I learned more about myself than I ever had. I lived in both extremes: the highest highs and the lowest lows. I felt gratitude like never before, and anxiety like never before, too.
This year, I wrestled deeply with the question: Why wouldn’t God just take my anxiety away? There were moments I genuinely believed I was dying. I became terrified of flying. I feared the future and all the unknowns that came with it. And as this year came to an end, I found myself reflecting on everything it held.
A few weeks ago, I heard a quote by Charles H. Spurgeon that perfectly captured my experience of 2025:
“I have learned to kiss the wave that throws me against the Rock of Ages.”
That sentence sums up this year more than anything else.
I used to be terrified of planes, until I realized that planes are where I have some of my deepest thoughts, my most honest conversations with God, and my clearest moments of awe as I look out at His beauty and splendor from above the clouds. Fear has a way of stripping everything else away.
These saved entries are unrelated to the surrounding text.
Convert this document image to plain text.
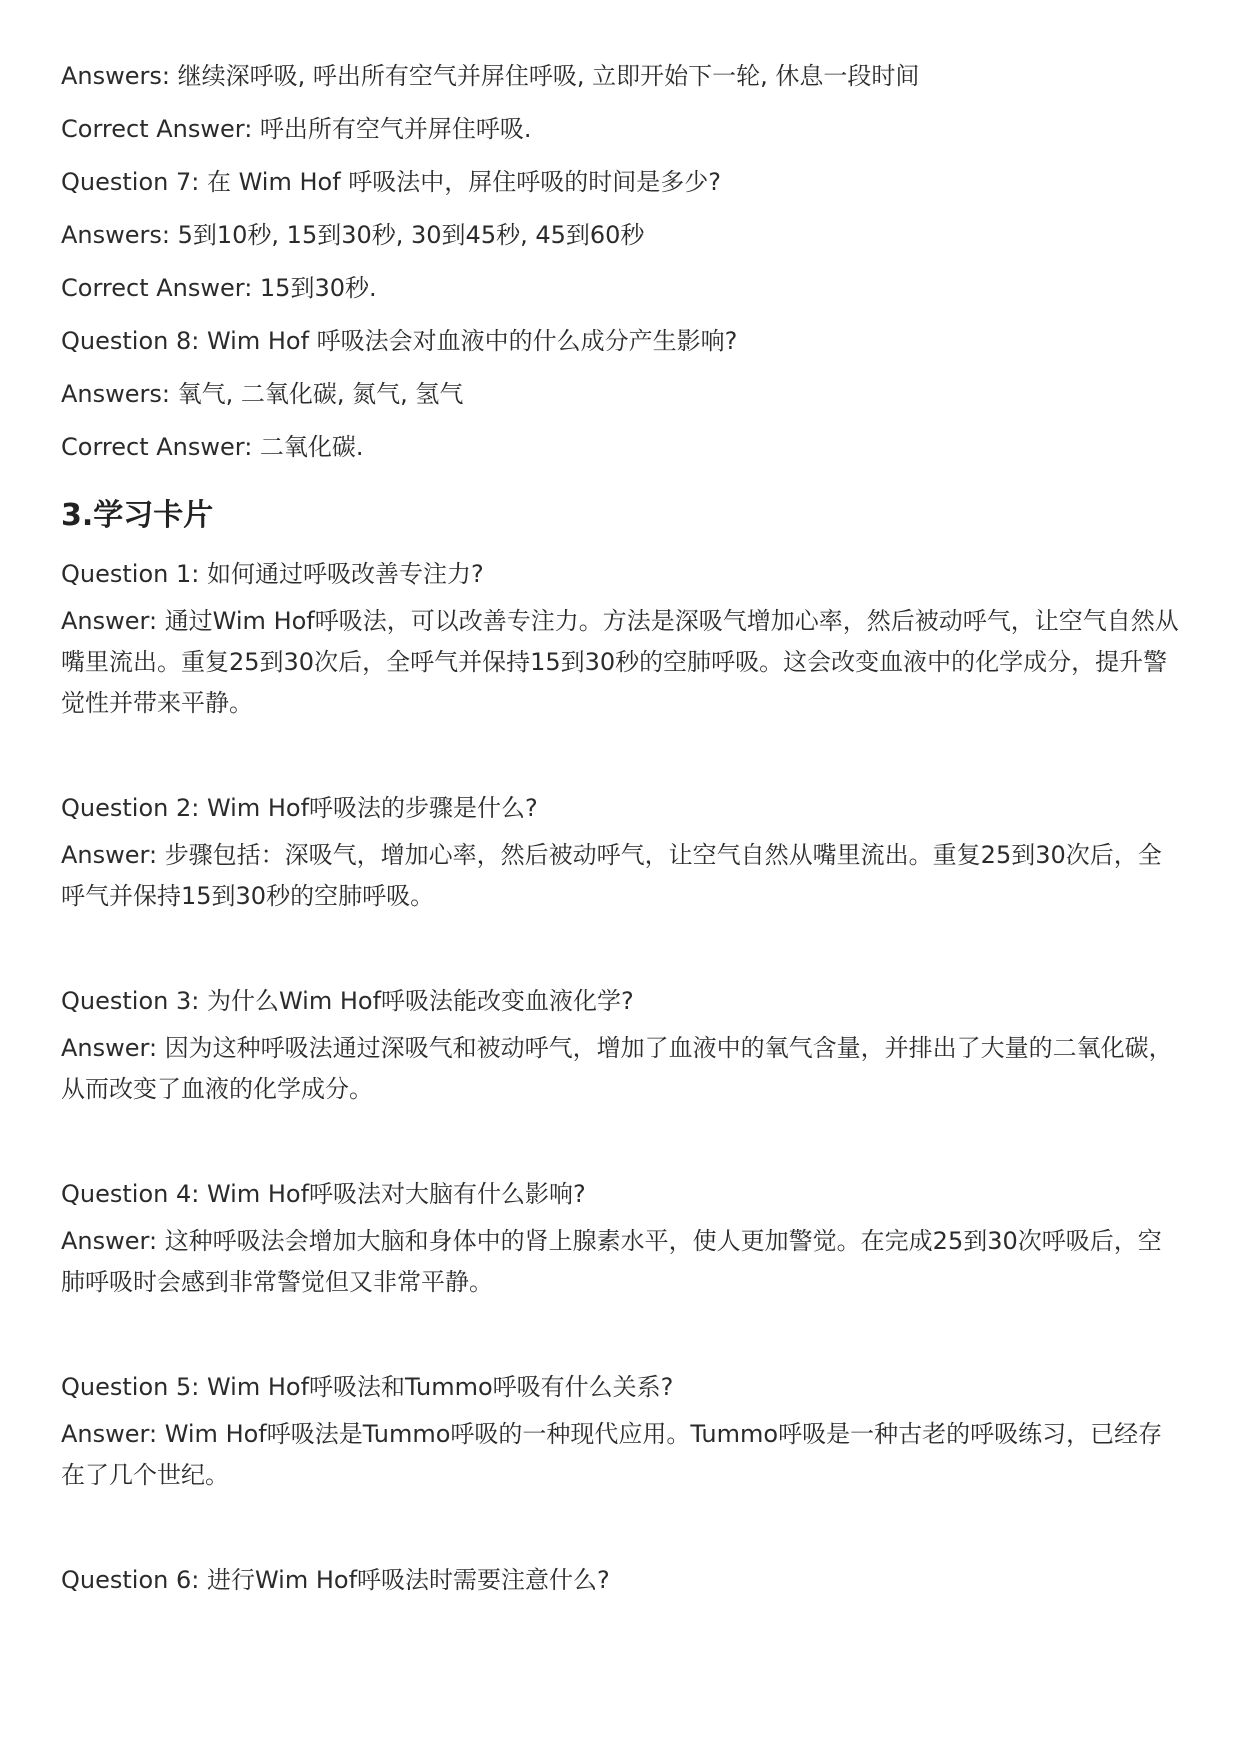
Answers: 继续深呼吸, 呼出所有空气并屏住呼吸, 立即开始下一轮, 休息一段时间

Correct Answer: 呼出所有空气并屏住呼吸.

Question 7: 在 Wim Hof 呼吸法中，屏住呼吸的时间是多少?

Answers: 5到10秒, 15到30秒, 30到45秒, 45到60秒

Correct Answer: 15到30秒.

Question 8: Wim Hof 呼吸法会对血液中的什么成分产生影响?

Answers: 氧气, 二氧化碳, 氮气, 氢气

Correct Answer: 二氧化碳.

3.学习卡片

Question 1: 如何通过呼吸改善专注力?

Answer: 通过Wim Hof呼吸法，可以改善专注力。方法是深吸气增加心率，然后被动呼气，让空气自然从嘴里流出。重复25到30次后，全呼气并保持15到30秒的空肺呼吸。这会改变血液中的化学成分，提升警觉性并带来平静。

Question 2: Wim Hof呼吸法的步骤是什么?

Answer: 步骤包括：深吸气，增加心率，然后被动呼气，让空气自然从嘴里流出。重复25到30次后，全呼气并保持15到30秒的空肺呼吸。

Question 3: 为什么Wim Hof呼吸法能改变血液化学?

Answer: 因为这种呼吸法通过深吸气和被动呼气，增加了血液中的氧气含量，并排出了大量的二氧化碳，从而改变了血液的化学成分。

Question 4: Wim Hof呼吸法对大脑有什么影响?

Answer: 这种呼吸法会增加大脑和身体中的肾上腺素水平，使人更加警觉。在完成25到30次呼吸后，空肺呼吸时会感到非常警觉但又非常平静。

Question 5: Wim Hof呼吸法和Tummo呼吸有什么关系?

Answer: Wim Hof呼吸法是Tummo呼吸的一种现代应用。Tummo呼吸是一种古老的呼吸练习，已经存在了几个世纪。

Question 6: 进行Wim Hof呼吸法时需要注意什么?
It forces me to rely on God like never before and reminds me of the fragility of life.
And strangely, I’ve become grateful for the fear that makes me cling to Jesus.
I am, and still am, a pretty anxious person. There have been countless times I’ve prayed for God to take my anxiety away. And yet, there have also been moments where I’ve found myself thanking Him for it. That feels contradictory, especially because anxiety has undeniably made my life harder. But it has also made my dependence on Jesus deeper.
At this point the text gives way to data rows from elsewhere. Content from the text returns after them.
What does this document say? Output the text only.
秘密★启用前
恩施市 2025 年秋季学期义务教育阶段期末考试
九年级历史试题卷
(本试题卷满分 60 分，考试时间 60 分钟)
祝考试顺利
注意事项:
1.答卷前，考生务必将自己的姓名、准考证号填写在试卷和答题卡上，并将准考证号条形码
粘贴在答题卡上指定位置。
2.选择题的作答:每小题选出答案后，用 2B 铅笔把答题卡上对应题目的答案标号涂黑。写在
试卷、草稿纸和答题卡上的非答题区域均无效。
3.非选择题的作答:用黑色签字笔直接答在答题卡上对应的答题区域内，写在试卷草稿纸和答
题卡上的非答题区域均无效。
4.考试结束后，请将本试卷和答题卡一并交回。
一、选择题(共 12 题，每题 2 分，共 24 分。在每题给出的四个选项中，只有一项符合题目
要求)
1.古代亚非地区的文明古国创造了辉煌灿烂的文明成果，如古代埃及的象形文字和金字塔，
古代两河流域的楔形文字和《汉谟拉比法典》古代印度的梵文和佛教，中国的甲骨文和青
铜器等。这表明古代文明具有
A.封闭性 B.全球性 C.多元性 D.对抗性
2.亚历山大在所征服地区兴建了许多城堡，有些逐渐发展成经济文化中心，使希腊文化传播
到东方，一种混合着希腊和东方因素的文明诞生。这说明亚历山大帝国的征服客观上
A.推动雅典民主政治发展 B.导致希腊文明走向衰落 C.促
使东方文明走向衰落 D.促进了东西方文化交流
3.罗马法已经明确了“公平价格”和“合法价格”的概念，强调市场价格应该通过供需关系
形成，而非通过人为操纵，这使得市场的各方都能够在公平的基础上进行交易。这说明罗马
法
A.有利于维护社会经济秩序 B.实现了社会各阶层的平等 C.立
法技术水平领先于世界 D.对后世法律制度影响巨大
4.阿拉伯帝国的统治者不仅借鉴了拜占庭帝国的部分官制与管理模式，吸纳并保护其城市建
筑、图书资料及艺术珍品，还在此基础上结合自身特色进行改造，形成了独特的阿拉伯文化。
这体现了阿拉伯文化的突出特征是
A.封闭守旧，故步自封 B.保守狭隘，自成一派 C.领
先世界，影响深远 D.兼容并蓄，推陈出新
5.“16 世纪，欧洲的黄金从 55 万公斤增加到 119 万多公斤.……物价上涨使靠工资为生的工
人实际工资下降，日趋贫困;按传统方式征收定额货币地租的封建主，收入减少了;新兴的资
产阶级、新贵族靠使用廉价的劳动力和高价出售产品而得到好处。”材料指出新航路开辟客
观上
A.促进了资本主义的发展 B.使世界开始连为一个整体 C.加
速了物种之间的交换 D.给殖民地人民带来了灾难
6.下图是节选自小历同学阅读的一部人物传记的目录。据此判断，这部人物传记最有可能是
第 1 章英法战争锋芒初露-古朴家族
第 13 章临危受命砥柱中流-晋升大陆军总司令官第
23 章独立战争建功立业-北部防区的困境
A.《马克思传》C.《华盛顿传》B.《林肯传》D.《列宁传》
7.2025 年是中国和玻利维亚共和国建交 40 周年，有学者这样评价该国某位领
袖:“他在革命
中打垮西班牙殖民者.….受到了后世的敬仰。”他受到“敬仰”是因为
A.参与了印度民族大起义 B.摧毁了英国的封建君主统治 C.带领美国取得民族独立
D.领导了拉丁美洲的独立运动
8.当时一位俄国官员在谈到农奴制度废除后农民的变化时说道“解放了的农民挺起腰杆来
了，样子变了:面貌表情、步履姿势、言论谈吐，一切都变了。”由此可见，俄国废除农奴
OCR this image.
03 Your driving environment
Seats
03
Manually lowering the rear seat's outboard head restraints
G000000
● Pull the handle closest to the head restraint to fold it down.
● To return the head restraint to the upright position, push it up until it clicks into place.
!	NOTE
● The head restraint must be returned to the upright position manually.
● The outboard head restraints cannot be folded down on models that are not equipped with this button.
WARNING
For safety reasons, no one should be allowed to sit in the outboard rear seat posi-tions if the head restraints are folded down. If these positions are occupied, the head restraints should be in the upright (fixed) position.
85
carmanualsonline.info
My anxious thoughts push me to rely on Him in a new way, to ask Him to renew my mind, to be my daily bread, to meet me moment by moment. I’ve watched Him calm my heart, slow my racing thoughts, and speak to me in the middle of panic, on planes, in quiet rooms, and in moments where fear felt overwhelming.
This year, I learned to kiss the wave that throws me against the Rock of Ages.
I don’t always like it. I don’t always understand why God doesn’t just make me fearless. But when I look back, I see something beautiful: God is using my struggles to make me courageous. These trials have caused me to cling to Jesus, because He is the only one who can speak directly to my anxious, fearful soul.
I spent the first three days of 2026 at Passion, a Christian conference for college students. Louie Giglio preached a message about how God still uses us, even with our cracks, flaws, and weaknesses. During a moment of prayer and reflection, something shifted in my heart.
I didn’t ask God to take my anxiety away.
Instead, I prayed, “God, You can take it away if You want to. But if it stays, that’s okay too, because it makes me depend on You.”
I never want to walk too well. I’ve learned to love the limp, because it keeps me reliant on Jesus for help, something my prideful heart would so easily forget.
And if this year taught me anything, it’s this: sometimes the very thing we beg God to remove is the thing He’s using to draw us closer to Himself.